En todos los casos la experiencia ha demostrado su total ineficacia para tales cometidos, logrando solo mayores injusticias y precariedad. Volviendo al tema, la conexión digital de los trabajadores se ha desarrollado en forma tan sutil que muchos trabadores, llegan a ocupar parte importante de su tiempo que deberían dedicar al descanso en contestar las cuestiones que se le formulan vía correo electrónico, Twitter, WhatsApp, Facebook, etc. aún en horas de la noche, fines de semana, vacaciones, etc., ocupando parte importante del tiempo que debería dedicar a su descanso. La pregunta es si el empleador puede obligar al trabajador a estar conectado para estos menesteres. La respuesta, obvia, es no. Salvo casos de urgencias o situaciones excepcionales contempladas con criterio de colaboración, o que expresamente haya sido convenido. Cuando se establezca por acuerdo de partes también deberá establecerse la forma de retribución, que en este caso se presenta difusa de acuerdo al marco legal vigente. El derecho a no estar conectado, en general, puede considerarse implícito en la mayoría de las Constituciones de las diferentes naciones. En nuestro caso, la reforma de 1994 incorporó en su artículo 75, inciso 22, la vigencia de diversos tratados internacionales sobre derechos humanos, que contemplan el derecho a la intimidad de cada persona. Por su parte, el Nuevo Código Civil y Comercial en forma expresa incorpora al derecho a la intimidad entre los derechos "personalísimos".
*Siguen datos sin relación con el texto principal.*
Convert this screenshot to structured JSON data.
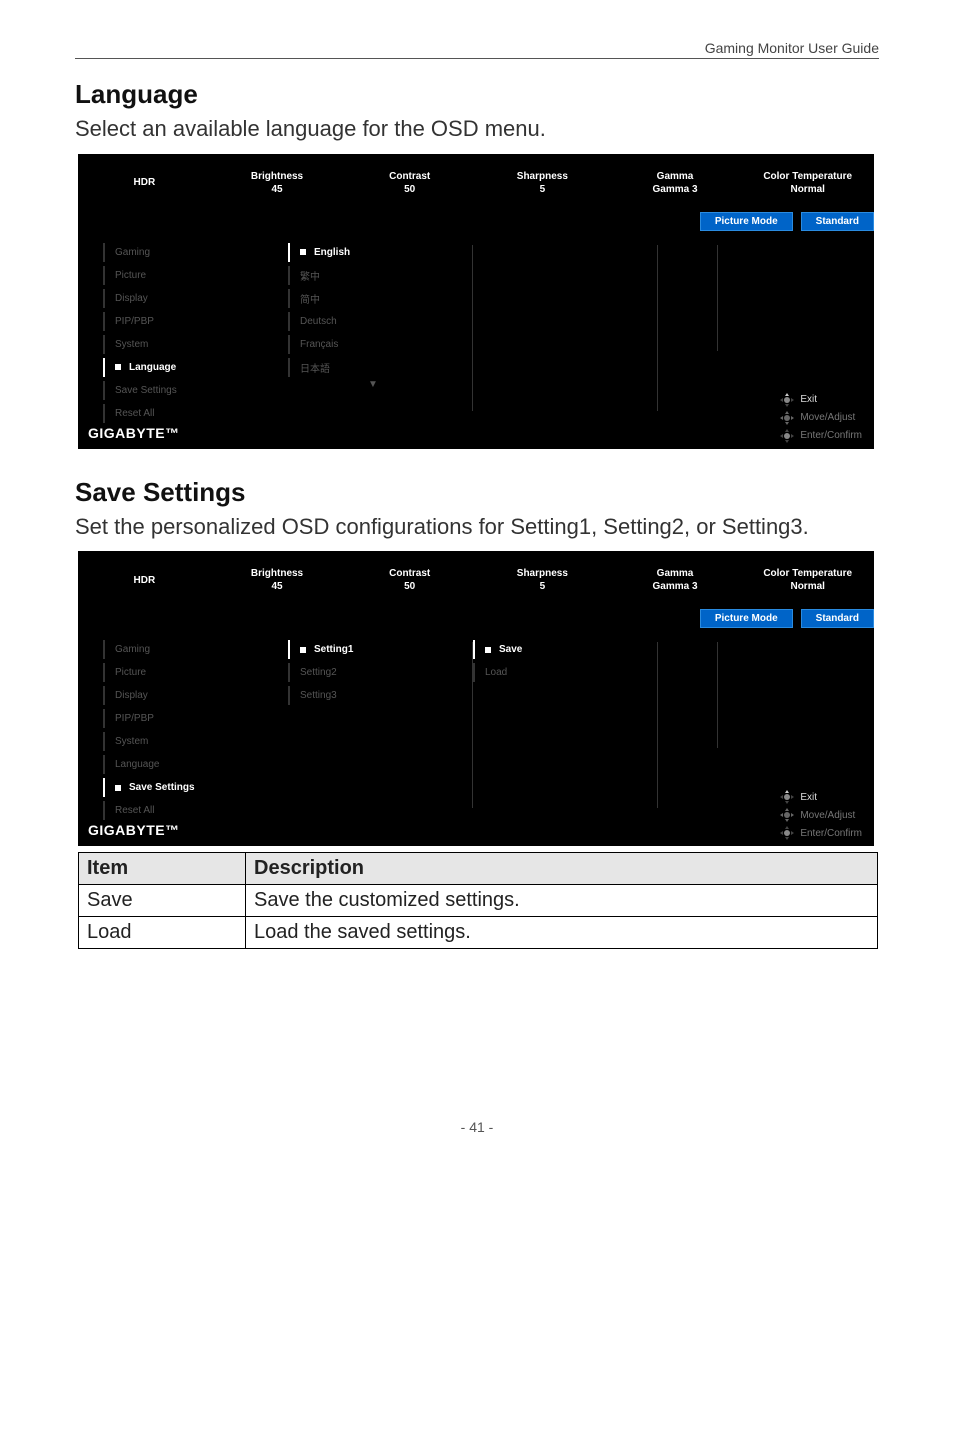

Sin embargo, ni las leyes laborales ni los convenios colectivos se han ocupado del tema. Tampoco se aborda, en la redacción de los contratos individuales o en los reglamentos internos de empresa. Seguramente, a partir de esta noticia las empresas advertirán la importancia de establecer una regulación expresa. En muchos casos, ello les permitirá evitar las consecuencias negativas para la empresa, como lo señalábamos al hablar de "guardias pasivas".